Meşhur olan görüşe göre "gazaba uğrayanlar" yahûdîlerdir. Nitekim Cenâb-ı Allah şöyle buyurur:"Allah'ın lanet edip aleyhine gazab ettiği kimseler" (Mâide 60) Ayetteki "Sapıklar";"Daha önce muhakkak ki saptılar ve birçok kimseyi de sapıttılar. Onlar dümdüz yoldan sapmışlardır" (Mâde. 77) ayetinin de gösterdiği gibi hıristıyanlardır,
Bilindiği gibi bayramlar, sevinç, neşe ve mutluluk günleridir. Her toplumun bir takım dini ve milli bayramları vardır. Milli bayramlarla tarihi büyük olaylar hatırlanarak, düşmanlarımıza yönelik stratejimizi tekrar gözden geçirme imkanı buluyoruz. Bunlar ise, bir tören şeklinde kutlanmaktadır.

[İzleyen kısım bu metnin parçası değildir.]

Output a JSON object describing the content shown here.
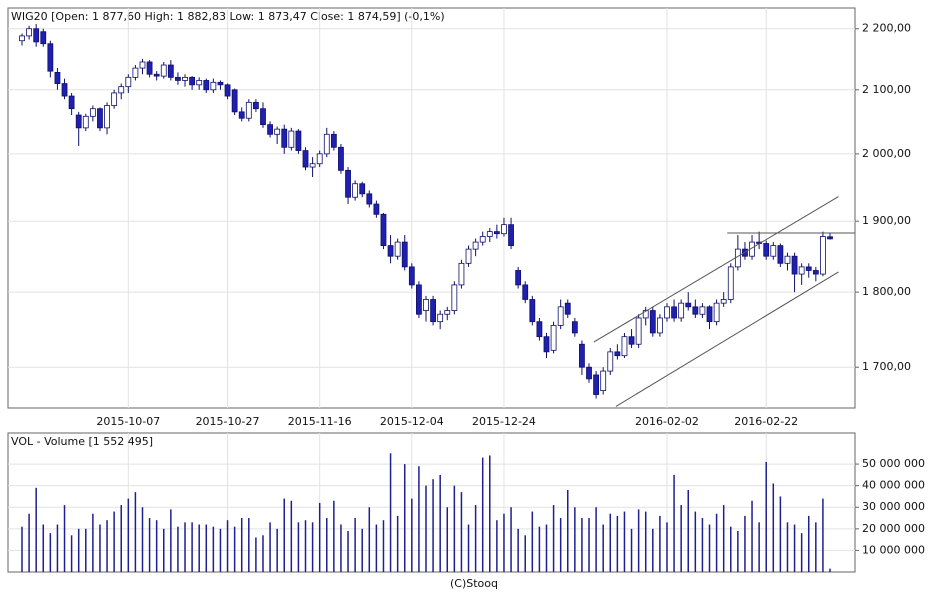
{
  "chart_data": [
    {
      "type": "candlestick",
      "title": "WIG20 [Open: 1 877,60  High: 1 882,83  Low: 1 873,47  Close: 1 874,59] (-0,1%)",
      "categories": [
        null,
        null,
        null,
        null,
        null,
        null,
        null,
        null,
        null,
        null,
        null,
        null,
        null,
        null,
        null,
        "2015-10-07",
        null,
        null,
        null,
        null,
        null,
        null,
        null,
        null,
        null,
        null,
        null,
        null,
        null,
        "2015-10-27",
        null,
        null,
        null,
        null,
        null,
        null,
        null,
        null,
        null,
        null,
        null,
        null,
        "2015-11-16",
        null,
        null,
        null,
        null,
        null,
        null,
        null,
        null,
        null,
        null,
        null,
        null,
        "2015-12-04",
        null,
        null,
        null,
        null,
        null,
        null,
        null,
        null,
        null,
        null,
        null,
        null,
        "2015-12-24",
        null,
        null,
        null,
        null,
        null,
        null,
        null,
        null,
        null,
        null,
        null,
        null,
        null,
        null,
        null,
        null,
        null,
        null,
        null,
        null,
        null,
        null,
        "2016-02-02",
        null,
        null,
        null,
        null,
        null,
        null,
        null,
        null,
        null,
        null,
        null,
        null,
        null,
        "2016-02-22",
        null,
        null,
        null,
        null,
        null,
        null,
        null,
        null,
        null
      ],
      "open": [
        2180,
        2188,
        2200,
        2195,
        2175,
        2128,
        2110,
        2090,
        2060,
        2040,
        2058,
        2070,
        2040,
        2075,
        2095,
        2105,
        2120,
        2135,
        2145,
        2125,
        2122,
        2140,
        2120,
        2115,
        2120,
        2108,
        2115,
        2100,
        2112,
        2108,
        2100,
        2065,
        2055,
        2080,
        2070,
        2045,
        2030,
        2038,
        2010,
        2035,
        2005,
        1980,
        1985,
        2000,
        2030,
        2010,
        1975,
        1935,
        1955,
        1940,
        1925,
        1910,
        1865,
        1850,
        1870,
        1835,
        1810,
        1775,
        1790,
        1760,
        1770,
        1775,
        1810,
        1840,
        1860,
        1870,
        1878,
        1885,
        1882,
        1895,
        1830,
        1810,
        1790,
        1760,
        1740,
        1722,
        1755,
        1785,
        1760,
        1730,
        1700,
        1690,
        1670,
        1695,
        1720,
        1715,
        1740,
        1730,
        1765,
        1775,
        1745,
        1765,
        1780,
        1765,
        1785,
        1780,
        1770,
        1780,
        1760,
        1785,
        1790,
        1835,
        1860,
        1850,
        1870,
        1868,
        1850,
        1865,
        1840,
        1850,
        1825,
        1835,
        1830,
        1825,
        1877.6
      ],
      "high": [
        2192,
        2205,
        2208,
        2200,
        2180,
        2135,
        2118,
        2095,
        2065,
        2062,
        2075,
        2072,
        2080,
        2100,
        2110,
        2125,
        2140,
        2150,
        2148,
        2130,
        2145,
        2148,
        2128,
        2125,
        2122,
        2120,
        2118,
        2118,
        2115,
        2110,
        2102,
        2072,
        2085,
        2085,
        2080,
        2050,
        2042,
        2045,
        2040,
        2038,
        2010,
        1995,
        2005,
        2040,
        2035,
        2015,
        1980,
        1960,
        1958,
        1945,
        1930,
        1912,
        1880,
        1875,
        1880,
        1840,
        1815,
        1795,
        1795,
        1775,
        1780,
        1815,
        1845,
        1865,
        1875,
        1885,
        1890,
        1895,
        1905,
        1905,
        1835,
        1815,
        1795,
        1765,
        1745,
        1760,
        1790,
        1790,
        1765,
        1735,
        1705,
        1695,
        1700,
        1725,
        1730,
        1745,
        1750,
        1770,
        1780,
        1780,
        1770,
        1785,
        1790,
        1790,
        1800,
        1790,
        1785,
        1782,
        1790,
        1800,
        1840,
        1880,
        1870,
        1880,
        1885,
        1872,
        1870,
        1868,
        1855,
        1855,
        1840,
        1840,
        1835,
        1885,
        1882.83
      ],
      "low": [
        2172,
        2182,
        2170,
        2170,
        2120,
        2100,
        2085,
        2060,
        2012,
        2035,
        2050,
        2035,
        2030,
        2070,
        2085,
        2095,
        2115,
        2125,
        2120,
        2115,
        2118,
        2115,
        2108,
        2105,
        2100,
        2100,
        2095,
        2095,
        2100,
        2085,
        2060,
        2050,
        2050,
        2065,
        2040,
        2025,
        2015,
        2000,
        2005,
        2000,
        1975,
        1965,
        1980,
        1995,
        2005,
        1970,
        1925,
        1930,
        1935,
        1920,
        1905,
        1860,
        1840,
        1845,
        1830,
        1805,
        1765,
        1760,
        1755,
        1750,
        1762,
        1770,
        1805,
        1835,
        1850,
        1865,
        1870,
        1875,
        1878,
        1860,
        1805,
        1785,
        1755,
        1735,
        1712,
        1718,
        1750,
        1765,
        1740,
        1690,
        1680,
        1660,
        1665,
        1690,
        1710,
        1712,
        1725,
        1725,
        1755,
        1740,
        1740,
        1760,
        1760,
        1760,
        1775,
        1765,
        1765,
        1750,
        1755,
        1780,
        1785,
        1830,
        1845,
        1845,
        1860,
        1845,
        1845,
        1835,
        1830,
        1800,
        1810,
        1820,
        1815,
        1822,
        1873.47
      ],
      "close": [
        2188,
        2200,
        2178,
        2175,
        2130,
        2110,
        2090,
        2070,
        2040,
        2058,
        2070,
        2040,
        2075,
        2095,
        2105,
        2120,
        2135,
        2145,
        2125,
        2122,
        2140,
        2120,
        2115,
        2120,
        2108,
        2115,
        2100,
        2112,
        2108,
        2090,
        2065,
        2055,
        2080,
        2070,
        2045,
        2030,
        2038,
        2010,
        2035,
        2005,
        1980,
        1985,
        2000,
        2030,
        2010,
        1975,
        1935,
        1955,
        1940,
        1925,
        1910,
        1865,
        1850,
        1870,
        1835,
        1810,
        1770,
        1790,
        1760,
        1770,
        1775,
        1810,
        1840,
        1860,
        1870,
        1878,
        1885,
        1882,
        1895,
        1865,
        1810,
        1790,
        1760,
        1740,
        1720,
        1755,
        1780,
        1770,
        1745,
        1700,
        1685,
        1665,
        1695,
        1720,
        1715,
        1740,
        1730,
        1765,
        1775,
        1745,
        1765,
        1780,
        1765,
        1785,
        1780,
        1770,
        1780,
        1760,
        1785,
        1790,
        1835,
        1860,
        1850,
        1870,
        1868,
        1850,
        1865,
        1840,
        1850,
        1825,
        1835,
        1830,
        1825,
        1878,
        1874.59
      ],
      "up_color": "#ffffff",
      "down_color": "#1f1fb0",
      "edge_color": "#10106a",
      "log_scale": true,
      "ylim": [
        1648,
        2235
      ],
      "yticks": [
        {
          "value": 1700,
          "label": "1 700,00"
        },
        {
          "value": 1800,
          "label": "1 800,00"
        },
        {
          "value": 1900,
          "label": "1 900,00"
        },
        {
          "value": 2000,
          "label": "2 000,00"
        },
        {
          "value": 2100,
          "label": "2 100,00"
        },
        {
          "value": 2200,
          "label": "2 200,00"
        }
      ],
      "grid": true,
      "lines": [
        {
          "x": [
            80.7,
            115.2
          ],
          "y": [
            1733,
            1936
          ]
        },
        {
          "x": [
            83.8,
            115.2
          ],
          "y": [
            1650,
            1828
          ]
        },
        {
          "x": [
            99.5,
            117.5
          ],
          "y": [
            1883,
            1883
          ]
        }
      ],
      "line_color": "#555555"
    },
    {
      "type": "bar",
      "title": "VOL - Volume [1 552 495]",
      "values": [
        21000000,
        27000000,
        39000000,
        22000000,
        18000000,
        22000000,
        31000000,
        17000000,
        20000000,
        20000000,
        27000000,
        22000000,
        24000000,
        28000000,
        31000000,
        34000000,
        37000000,
        30000000,
        25000000,
        24000000,
        20000000,
        29000000,
        21000000,
        23000000,
        23000000,
        22000000,
        22000000,
        21000000,
        20000000,
        24000000,
        21000000,
        25000000,
        25000000,
        16000000,
        17000000,
        23000000,
        20000000,
        34000000,
        33000000,
        23000000,
        24000000,
        23000000,
        32000000,
        25000000,
        33000000,
        22000000,
        19000000,
        25000000,
        20000000,
        30000000,
        22000000,
        24000000,
        55000000,
        26000000,
        50000000,
        34000000,
        49000000,
        40000000,
        43000000,
        45000000,
        30000000,
        40000000,
        37000000,
        22000000,
        31000000,
        53000000,
        54000000,
        24000000,
        27000000,
        30000000,
        20000000,
        17000000,
        28000000,
        21000000,
        22000000,
        31000000,
        25000000,
        38000000,
        30000000,
        25000000,
        25000000,
        30000000,
        22000000,
        27000000,
        26000000,
        28000000,
        20000000,
        29000000,
        28000000,
        20000000,
        26000000,
        23000000,
        45000000,
        31000000,
        38000000,
        28000000,
        25000000,
        22000000,
        27000000,
        31000000,
        21000000,
        19000000,
        26000000,
        33000000,
        23000000,
        51000000,
        41000000,
        35000000,
        23000000,
        22000000,
        18000000,
        26000000,
        23000000,
        34000000,
        1552495
      ],
      "color": "#1f1f8f",
      "ylim": [
        0,
        64400000
      ],
      "yticks": [
        {
          "value": 10000000,
          "label": "10 000 000"
        },
        {
          "value": 20000000,
          "label": "20 000 000"
        },
        {
          "value": 30000000,
          "label": "30 000 000"
        },
        {
          "value": 40000000,
          "label": "40 000 000"
        },
        {
          "value": 50000000,
          "label": "50 000 000"
        }
      ],
      "grid": true
    }
  ],
  "credit": "(C)Stooq"
}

Sosyal bilimlerin tespitlerine göre, bayramlarm esası, dini içeriklidir. Yakın zamanlara kadar bütün toplumlarda sadece dini bayramlara tesadüf edilmiştir. Bugün ülkemizde de bayram denilince ilk akla gelen ve diğer İslam ülkeleriyle birlikte kutlanan dini bayramlarımızdır. (Sosyal Bil. Ans.Bayram mad.)
İslam dininde. Ramazan ve Kurban olmak üzere iki büyük bayram vardır.

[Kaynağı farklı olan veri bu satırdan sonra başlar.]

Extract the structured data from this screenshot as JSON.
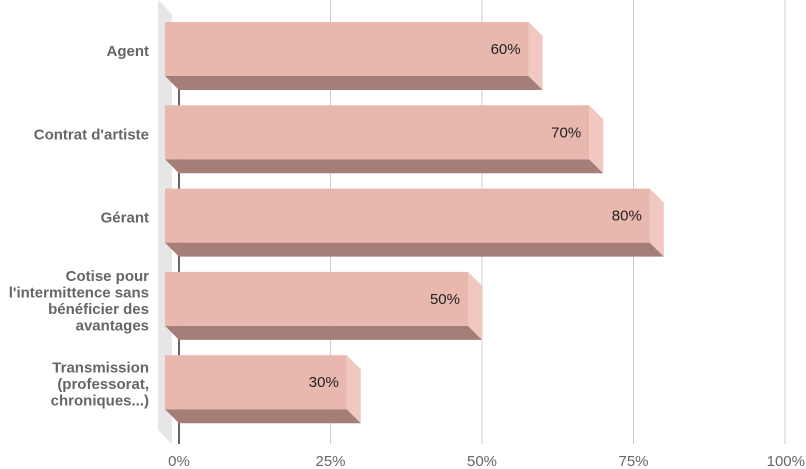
{
  "chart_data": {
    "type": "bar",
    "orientation": "horizontal",
    "style": "3d",
    "categories": [
      "Agent",
      "Contrat d'artiste",
      "Gérant",
      "Cotise pour l'intermittence sans bénéficier des avantages",
      "Transmission (professorat, chroniques...)"
    ],
    "category_lines": [
      [
        "Agent"
      ],
      [
        "Contrat d'artiste"
      ],
      [
        "Gérant"
      ],
      [
        "Cotise pour",
        "l'intermittence sans",
        "bénéficier des",
        "avantages"
      ],
      [
        "Transmission",
        "(professorat,",
        "chroniques...)"
      ]
    ],
    "values": [
      60,
      70,
      80,
      50,
      30
    ],
    "data_labels": [
      "60%",
      "70%",
      "80%",
      "50%",
      "30%"
    ],
    "xlim": [
      0,
      100
    ],
    "xticks": [
      0,
      25,
      50,
      75,
      100
    ],
    "xtick_labels": [
      "0%",
      "25%",
      "50%",
      "75%",
      "100%"
    ],
    "grid": true,
    "legend": "none",
    "colors": {
      "bar_front": "#e8b7ae",
      "bar_side": "#f0c8c0",
      "bar_bottom": "#a47e77",
      "grid": "#cccccc",
      "floor": "#e6e6e6",
      "axis": "#333333"
    }
  }
}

Hz. Enes(r)'in rivayet ettiğine göre, Sevgili Peygamberimiz(s.a.s) Medine'ye hicret ettiklerinde. Medine halkının- İran Mecusilerinden alınma Nevruz ve Mihrican adındaki T.D.V, İslam Ans. Bayram mad. - iki bayramı kutladıklarını görünce, Hz.Peygamber (s.a.s):
"-Bu günler nedir? Diye sorduğunda Medineliler:
"-Biz cahiliyyet döneminden beri bu günlerde eğleniriz" dediler. Bunun üzerine Peygamberimiz(s.a.s):
"-Allah size, o iki gün yerine daha hayırlı iki bayram vermiştir. Bunlar ise Ramazan ve Kurban Bayramlarıdır, buyurmuştur. Ebu Şeybe (Musannef), 3/382 (29656); Beyhaki, 5/117 (9258)

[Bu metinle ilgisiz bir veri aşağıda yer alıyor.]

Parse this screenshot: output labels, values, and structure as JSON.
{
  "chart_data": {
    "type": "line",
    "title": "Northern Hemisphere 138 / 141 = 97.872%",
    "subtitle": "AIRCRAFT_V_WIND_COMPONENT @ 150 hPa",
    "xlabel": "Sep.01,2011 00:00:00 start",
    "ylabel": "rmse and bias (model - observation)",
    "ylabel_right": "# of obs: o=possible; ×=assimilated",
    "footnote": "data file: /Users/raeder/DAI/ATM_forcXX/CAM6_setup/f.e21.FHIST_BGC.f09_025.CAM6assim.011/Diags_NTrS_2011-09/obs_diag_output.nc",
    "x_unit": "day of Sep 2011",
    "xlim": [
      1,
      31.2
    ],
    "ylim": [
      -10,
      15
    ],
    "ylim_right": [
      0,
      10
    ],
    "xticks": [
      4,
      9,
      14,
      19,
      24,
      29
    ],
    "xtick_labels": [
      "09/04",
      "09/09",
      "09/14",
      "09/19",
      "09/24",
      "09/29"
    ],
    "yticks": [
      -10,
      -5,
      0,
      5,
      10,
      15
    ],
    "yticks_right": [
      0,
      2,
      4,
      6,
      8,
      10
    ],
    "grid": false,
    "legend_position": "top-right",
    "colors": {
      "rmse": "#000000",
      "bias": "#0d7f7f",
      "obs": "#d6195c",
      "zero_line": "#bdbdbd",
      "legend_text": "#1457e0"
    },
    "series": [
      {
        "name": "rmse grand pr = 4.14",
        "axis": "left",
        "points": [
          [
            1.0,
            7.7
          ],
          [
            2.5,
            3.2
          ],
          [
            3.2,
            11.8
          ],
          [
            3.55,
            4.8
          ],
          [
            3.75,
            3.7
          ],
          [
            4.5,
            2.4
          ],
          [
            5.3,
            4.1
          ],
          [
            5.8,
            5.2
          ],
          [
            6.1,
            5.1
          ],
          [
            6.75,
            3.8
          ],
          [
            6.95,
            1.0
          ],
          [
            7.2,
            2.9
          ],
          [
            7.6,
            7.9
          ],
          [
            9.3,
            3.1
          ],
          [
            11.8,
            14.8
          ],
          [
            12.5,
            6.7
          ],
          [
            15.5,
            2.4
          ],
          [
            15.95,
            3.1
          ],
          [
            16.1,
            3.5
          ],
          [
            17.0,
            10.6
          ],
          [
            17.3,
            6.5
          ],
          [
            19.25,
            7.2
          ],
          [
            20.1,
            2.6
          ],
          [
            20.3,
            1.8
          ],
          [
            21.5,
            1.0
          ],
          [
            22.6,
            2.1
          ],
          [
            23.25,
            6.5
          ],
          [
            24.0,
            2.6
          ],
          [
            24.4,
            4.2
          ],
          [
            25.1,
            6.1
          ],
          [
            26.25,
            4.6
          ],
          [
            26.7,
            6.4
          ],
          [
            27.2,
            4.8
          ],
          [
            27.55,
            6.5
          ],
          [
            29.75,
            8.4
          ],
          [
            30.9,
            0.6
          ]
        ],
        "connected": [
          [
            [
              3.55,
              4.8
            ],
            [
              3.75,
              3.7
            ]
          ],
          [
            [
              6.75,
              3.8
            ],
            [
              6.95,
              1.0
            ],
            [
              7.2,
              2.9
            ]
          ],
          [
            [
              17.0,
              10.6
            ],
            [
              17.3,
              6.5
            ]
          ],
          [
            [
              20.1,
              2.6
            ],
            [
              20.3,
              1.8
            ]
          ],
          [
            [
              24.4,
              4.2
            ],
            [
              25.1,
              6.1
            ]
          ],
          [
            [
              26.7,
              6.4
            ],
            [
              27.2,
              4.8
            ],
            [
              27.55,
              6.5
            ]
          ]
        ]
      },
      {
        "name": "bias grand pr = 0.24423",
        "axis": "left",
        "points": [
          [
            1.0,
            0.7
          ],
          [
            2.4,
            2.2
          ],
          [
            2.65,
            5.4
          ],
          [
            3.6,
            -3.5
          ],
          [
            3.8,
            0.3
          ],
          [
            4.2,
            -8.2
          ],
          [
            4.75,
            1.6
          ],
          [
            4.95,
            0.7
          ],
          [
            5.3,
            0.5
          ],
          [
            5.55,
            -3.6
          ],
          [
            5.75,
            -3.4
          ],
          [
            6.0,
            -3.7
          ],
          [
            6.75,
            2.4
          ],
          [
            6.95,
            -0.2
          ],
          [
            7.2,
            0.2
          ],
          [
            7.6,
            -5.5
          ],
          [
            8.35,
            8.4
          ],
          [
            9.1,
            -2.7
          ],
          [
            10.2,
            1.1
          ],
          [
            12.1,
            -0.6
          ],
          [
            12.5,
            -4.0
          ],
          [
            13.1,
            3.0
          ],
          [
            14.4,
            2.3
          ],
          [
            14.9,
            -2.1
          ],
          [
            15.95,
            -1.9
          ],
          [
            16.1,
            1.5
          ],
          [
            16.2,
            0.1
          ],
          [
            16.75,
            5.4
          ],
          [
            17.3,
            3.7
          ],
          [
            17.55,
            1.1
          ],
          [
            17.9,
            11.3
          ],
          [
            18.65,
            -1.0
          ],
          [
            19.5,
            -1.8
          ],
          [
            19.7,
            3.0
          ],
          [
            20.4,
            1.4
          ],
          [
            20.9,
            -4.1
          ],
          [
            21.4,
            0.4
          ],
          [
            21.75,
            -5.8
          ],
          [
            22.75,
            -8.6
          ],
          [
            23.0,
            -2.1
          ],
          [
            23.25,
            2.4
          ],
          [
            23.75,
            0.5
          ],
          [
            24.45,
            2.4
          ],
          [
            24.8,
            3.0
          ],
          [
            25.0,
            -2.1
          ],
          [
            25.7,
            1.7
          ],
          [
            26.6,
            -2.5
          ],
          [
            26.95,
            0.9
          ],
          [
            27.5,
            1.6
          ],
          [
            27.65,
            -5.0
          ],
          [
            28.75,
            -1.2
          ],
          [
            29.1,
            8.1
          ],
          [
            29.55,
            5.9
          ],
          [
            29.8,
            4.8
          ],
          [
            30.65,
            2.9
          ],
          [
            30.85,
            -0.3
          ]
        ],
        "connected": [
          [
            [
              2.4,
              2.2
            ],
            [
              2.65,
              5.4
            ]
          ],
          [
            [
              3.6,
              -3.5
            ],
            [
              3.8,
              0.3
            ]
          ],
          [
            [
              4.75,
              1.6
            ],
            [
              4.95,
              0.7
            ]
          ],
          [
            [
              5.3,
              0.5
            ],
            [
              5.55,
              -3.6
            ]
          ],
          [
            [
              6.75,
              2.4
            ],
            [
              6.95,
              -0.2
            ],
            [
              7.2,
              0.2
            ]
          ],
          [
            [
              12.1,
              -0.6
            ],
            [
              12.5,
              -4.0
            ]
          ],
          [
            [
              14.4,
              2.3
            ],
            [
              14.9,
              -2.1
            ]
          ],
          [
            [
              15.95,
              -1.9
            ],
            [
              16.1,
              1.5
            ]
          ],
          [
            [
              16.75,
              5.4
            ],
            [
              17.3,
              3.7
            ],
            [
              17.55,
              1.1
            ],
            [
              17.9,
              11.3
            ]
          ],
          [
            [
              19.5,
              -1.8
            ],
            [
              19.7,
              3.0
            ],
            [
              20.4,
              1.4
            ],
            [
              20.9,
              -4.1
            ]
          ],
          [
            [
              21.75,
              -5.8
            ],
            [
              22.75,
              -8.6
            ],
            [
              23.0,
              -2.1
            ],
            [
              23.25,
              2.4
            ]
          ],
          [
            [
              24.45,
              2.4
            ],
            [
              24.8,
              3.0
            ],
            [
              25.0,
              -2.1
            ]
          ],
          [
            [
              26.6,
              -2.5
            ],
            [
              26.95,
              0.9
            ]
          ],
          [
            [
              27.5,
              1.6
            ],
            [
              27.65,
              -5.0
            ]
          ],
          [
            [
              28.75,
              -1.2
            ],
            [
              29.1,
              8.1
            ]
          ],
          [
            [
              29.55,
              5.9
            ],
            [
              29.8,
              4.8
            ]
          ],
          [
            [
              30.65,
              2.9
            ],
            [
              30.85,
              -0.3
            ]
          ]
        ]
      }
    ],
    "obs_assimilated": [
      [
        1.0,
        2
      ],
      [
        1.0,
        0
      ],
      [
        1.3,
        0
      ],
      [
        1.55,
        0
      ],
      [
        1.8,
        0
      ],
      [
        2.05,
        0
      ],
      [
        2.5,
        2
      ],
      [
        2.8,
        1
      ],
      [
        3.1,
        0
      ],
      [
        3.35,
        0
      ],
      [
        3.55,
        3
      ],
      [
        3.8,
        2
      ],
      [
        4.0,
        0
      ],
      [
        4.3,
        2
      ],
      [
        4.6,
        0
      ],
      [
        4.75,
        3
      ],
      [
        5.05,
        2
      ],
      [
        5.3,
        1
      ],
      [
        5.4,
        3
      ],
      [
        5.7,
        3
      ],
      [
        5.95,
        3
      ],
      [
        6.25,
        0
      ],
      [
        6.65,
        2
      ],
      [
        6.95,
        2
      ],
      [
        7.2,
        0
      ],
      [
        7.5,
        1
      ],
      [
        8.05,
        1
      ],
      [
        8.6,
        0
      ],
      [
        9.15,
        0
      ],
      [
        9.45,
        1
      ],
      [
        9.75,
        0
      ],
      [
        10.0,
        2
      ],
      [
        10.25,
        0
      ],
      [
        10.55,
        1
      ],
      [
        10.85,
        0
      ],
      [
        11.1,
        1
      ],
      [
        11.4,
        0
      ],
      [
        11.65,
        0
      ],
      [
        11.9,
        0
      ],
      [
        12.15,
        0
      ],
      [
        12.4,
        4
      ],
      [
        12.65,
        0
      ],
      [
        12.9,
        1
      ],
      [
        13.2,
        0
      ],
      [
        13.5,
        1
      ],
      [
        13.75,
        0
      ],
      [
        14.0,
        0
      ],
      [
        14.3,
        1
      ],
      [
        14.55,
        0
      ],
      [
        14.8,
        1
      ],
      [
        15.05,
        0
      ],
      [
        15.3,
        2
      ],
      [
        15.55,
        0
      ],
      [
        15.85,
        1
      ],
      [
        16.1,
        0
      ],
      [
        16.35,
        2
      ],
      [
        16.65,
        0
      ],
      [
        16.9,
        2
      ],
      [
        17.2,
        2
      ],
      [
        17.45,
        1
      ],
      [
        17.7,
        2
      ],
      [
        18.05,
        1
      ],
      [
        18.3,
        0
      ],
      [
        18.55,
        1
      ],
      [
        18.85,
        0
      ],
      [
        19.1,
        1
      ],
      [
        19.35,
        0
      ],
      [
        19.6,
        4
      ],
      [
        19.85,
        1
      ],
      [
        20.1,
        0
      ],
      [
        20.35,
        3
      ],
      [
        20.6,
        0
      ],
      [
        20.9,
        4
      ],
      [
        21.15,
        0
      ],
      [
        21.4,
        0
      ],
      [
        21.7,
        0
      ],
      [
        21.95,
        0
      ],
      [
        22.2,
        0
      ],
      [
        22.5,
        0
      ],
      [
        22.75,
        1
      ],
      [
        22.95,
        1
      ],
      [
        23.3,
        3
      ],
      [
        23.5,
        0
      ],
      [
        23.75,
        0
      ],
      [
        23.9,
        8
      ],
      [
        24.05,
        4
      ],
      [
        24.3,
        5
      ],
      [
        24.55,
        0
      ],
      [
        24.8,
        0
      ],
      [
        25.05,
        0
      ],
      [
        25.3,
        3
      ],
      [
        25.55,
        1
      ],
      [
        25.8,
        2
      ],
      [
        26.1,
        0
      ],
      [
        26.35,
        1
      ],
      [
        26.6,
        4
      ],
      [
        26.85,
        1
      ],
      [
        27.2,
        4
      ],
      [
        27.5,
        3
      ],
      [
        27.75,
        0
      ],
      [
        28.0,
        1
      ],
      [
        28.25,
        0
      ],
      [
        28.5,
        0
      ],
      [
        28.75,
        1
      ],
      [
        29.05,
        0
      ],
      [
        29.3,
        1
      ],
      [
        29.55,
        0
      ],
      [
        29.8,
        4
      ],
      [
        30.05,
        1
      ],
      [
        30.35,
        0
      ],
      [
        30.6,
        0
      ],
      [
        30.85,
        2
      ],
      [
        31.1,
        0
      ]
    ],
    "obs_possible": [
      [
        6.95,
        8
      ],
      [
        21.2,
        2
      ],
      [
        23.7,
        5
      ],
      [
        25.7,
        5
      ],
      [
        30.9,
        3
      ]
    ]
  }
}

Ebû Saîd El-Hudrî (r.a.)'den rivayete göre, Resûlüllah Efendimiz şöyle buyurmuşlardır:
"Şüphesiz ki, siz kendinizden önce gelip geçen milletlerin yoluna karış, karış, arşın arşın tıpatıp uyacaksınız!.. Öyle ki, onlar daracık keler deliğine girseler, siz de muhakkak onlara uyarak omraya girmeğe çalışacaksınız" buyurdu.
Ebû Saîd der ki, biz: "Ya Resûlüllah! Bu ümmetler Yahudilerle, Hristiyanlar mı?" diye sorduk. Efendimiz :
"Ya onlardan başka kim olacak?'" buyurdu. Cevâhir-ul Buhari, Mustafa Muhammed Umîre, Sh: 460. Ef kam Yayınları; Hayat Düsturları, A.R.Demircan, Sh: 526, Eymen Yayınları.
“Onlar müminleri bırakıp kafirleri dost ediniyorlar. Acaba onların yanında şeref mi arıyorlar? Oysa şeref bütünüyle Allah'ındır.” (Nisa,139)
YILBAŞI....
Milâdî takvimin benimsendiği ülkemizde, "yılbaşı" tabiriyle milâdî yılın ilk ayının ilk günü olan 1 Ocak kastedilir. Yılbaşı kutlamaları denilince de eski yılın sona erip yeni yıla geçildiği 31 Aralık/l Ocak gecesi yapılan eğlence ve faaliyetler anlaşılır. Ancak yılbaşı eğlenceleri, ilk bakışta yeni yıla girişin kutlamaları gibi gözükmekle birlikte bunun hıristiyan Batı'nın Noel bayramıyla da yakın ilgisi bulunmaktadır.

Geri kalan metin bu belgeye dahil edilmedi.